Aujourd’hui c’était dimanche, je me suis levée tard. Midi, peut-être ? Parce que la soirée de la veille était fort chouette, parce que même si « normalement, le dimanche, j’écris », là, j’avais juste envie qu’on soit dimanche.
Juste…

J’ai fini par mettre mes baskets (chouette, c’est sympa, tu verras, viens !) afin d’aller déménager une copine en haut de sa colline. J’ai d’abord descendu la mienne (de colline) et suis passée par la place de la République. Ça fait un mois dit donc. 130. 130 un peu comme moi qui picolaient en terrasse, attendaient de savoir s’ils allaient chopper, passaient le temps ou des bons moments. Aujourd’hui c’était le 13 décembre. Et comme tous les jours depuis un mois, on se recueillait… encore.
Finalement j’ai descendu des sacs, sacs remontés quelques mètres plus loin : sans ascenseur, 5 étages. Cela dit déménager 15 mètres carrés, ça va vite. Des 6 présents, au moins 4 d’entre nous avons choisi, en tout état de cause, la précarité volontaire. Fuck les CDI. On en chie, mais on s’épanouit (il parait) (dans nos apparts minuscules).

Je ne suis pas partie trop tard pour aller voter. Voter pour personne en particulier mais contre une liste particulièrement. Vus les premiers résultats, on dit « ouf ». Les grands noms nous disent qu’ils ont compris, que rien ne sera plus jamais pareil, mais beaucoup d’électeurs ont avalé des couleuvres pour mettre des gens à la tête de régions juste afin d’en éviter d’autres. Aujourd’hui, c’étaient les élections.

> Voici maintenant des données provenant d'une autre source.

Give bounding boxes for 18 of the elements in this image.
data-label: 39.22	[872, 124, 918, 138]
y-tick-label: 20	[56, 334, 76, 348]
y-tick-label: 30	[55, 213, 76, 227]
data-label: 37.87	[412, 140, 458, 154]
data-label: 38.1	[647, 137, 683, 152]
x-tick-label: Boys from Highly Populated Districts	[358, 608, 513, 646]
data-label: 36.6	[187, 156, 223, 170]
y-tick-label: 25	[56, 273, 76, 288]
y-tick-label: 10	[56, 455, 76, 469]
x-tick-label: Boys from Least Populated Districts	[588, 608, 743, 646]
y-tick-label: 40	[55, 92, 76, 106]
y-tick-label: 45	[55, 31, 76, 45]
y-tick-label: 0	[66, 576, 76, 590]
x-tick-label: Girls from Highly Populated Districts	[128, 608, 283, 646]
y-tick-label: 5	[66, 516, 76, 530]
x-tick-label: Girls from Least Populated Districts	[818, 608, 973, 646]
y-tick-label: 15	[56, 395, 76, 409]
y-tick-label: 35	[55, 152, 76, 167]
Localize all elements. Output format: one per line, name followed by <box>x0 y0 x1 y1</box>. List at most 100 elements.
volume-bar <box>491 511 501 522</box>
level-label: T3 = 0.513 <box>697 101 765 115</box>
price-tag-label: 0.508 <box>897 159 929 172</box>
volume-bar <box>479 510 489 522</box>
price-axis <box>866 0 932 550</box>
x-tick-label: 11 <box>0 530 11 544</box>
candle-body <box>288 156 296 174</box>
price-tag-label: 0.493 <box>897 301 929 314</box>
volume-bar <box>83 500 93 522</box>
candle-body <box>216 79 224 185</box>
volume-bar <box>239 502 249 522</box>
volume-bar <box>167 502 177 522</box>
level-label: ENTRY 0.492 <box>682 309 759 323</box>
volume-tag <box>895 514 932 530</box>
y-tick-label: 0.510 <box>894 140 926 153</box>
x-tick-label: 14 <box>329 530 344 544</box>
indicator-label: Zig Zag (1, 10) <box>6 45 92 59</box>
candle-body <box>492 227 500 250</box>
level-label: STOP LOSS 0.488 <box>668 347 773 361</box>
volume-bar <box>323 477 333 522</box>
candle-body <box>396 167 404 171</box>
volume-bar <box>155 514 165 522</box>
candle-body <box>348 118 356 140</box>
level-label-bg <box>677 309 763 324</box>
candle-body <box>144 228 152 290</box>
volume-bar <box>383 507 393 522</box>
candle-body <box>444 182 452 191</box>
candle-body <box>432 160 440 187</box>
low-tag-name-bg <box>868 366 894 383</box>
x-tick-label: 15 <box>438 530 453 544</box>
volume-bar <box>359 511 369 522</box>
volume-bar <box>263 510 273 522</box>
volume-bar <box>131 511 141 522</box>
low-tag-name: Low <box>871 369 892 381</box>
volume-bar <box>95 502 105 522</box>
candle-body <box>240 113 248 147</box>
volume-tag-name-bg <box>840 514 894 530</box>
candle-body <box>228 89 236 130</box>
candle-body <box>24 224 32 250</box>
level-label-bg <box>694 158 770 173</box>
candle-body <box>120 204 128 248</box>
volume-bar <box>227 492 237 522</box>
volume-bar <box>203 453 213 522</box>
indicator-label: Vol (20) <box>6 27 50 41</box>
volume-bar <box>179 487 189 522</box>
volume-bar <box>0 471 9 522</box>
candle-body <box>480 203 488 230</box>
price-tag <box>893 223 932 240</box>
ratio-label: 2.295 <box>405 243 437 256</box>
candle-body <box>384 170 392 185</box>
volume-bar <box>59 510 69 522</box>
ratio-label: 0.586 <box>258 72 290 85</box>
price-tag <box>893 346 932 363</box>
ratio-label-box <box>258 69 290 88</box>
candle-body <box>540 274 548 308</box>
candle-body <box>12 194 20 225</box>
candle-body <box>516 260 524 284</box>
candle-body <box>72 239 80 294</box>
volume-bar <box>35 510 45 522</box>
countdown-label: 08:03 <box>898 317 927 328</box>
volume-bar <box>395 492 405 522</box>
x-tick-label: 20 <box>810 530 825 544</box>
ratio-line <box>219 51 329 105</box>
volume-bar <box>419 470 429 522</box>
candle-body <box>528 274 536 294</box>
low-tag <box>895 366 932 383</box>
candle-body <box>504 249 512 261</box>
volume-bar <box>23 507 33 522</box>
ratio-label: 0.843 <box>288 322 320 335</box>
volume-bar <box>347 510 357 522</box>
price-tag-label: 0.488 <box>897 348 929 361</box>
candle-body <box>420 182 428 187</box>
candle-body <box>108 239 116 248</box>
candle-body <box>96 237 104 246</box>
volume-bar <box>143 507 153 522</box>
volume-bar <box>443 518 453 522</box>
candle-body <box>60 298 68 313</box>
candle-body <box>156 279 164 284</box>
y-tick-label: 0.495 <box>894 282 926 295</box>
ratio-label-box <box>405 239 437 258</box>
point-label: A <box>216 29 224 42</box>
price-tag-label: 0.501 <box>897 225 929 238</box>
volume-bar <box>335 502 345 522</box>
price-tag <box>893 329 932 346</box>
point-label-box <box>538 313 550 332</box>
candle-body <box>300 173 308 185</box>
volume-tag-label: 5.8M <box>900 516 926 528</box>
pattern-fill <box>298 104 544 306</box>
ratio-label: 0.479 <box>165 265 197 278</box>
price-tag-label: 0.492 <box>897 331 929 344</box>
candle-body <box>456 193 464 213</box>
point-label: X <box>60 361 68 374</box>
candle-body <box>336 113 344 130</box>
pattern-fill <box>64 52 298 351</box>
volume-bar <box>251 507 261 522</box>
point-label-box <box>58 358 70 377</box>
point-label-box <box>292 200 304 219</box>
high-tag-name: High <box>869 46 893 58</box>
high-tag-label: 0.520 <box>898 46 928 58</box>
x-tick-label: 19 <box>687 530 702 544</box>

Alors vois-tu, ce soir, j’en ai eu ma claque : de me recueillir après avoir pris cher au nom de trucs qui me dépassent, de bosser 7/7 pour m’épanouir parce que le système classique ne me convient pas, de voter contre à défaut de voter pour, de manger bio et payer plus cher pour du local parce que la cop21 a accouché d’une souris écrite au conditionnel et que là encore il ne faut pas se leurrer ce n’est pas d’en haut que viendra la solution. Aujourd’hui, c’était le lendemain d’un accord « historique ». Ce soir j’ai mangé un big mac et un 280 du macdal, le tout accompagné d’un coca à l’eau. J’ai mangé des pesticides et du gras saturé que tout le monde sait mauvais pour moi mais qu’on laisse en libre circulation. J’ai fait simple, j’ai fait bon.

C’était dégeu.

Et c’était bien kiffant de se laisser porter, l’espace d’un diner. D’arrêter de nager contre un courant qui parfois va trop fort.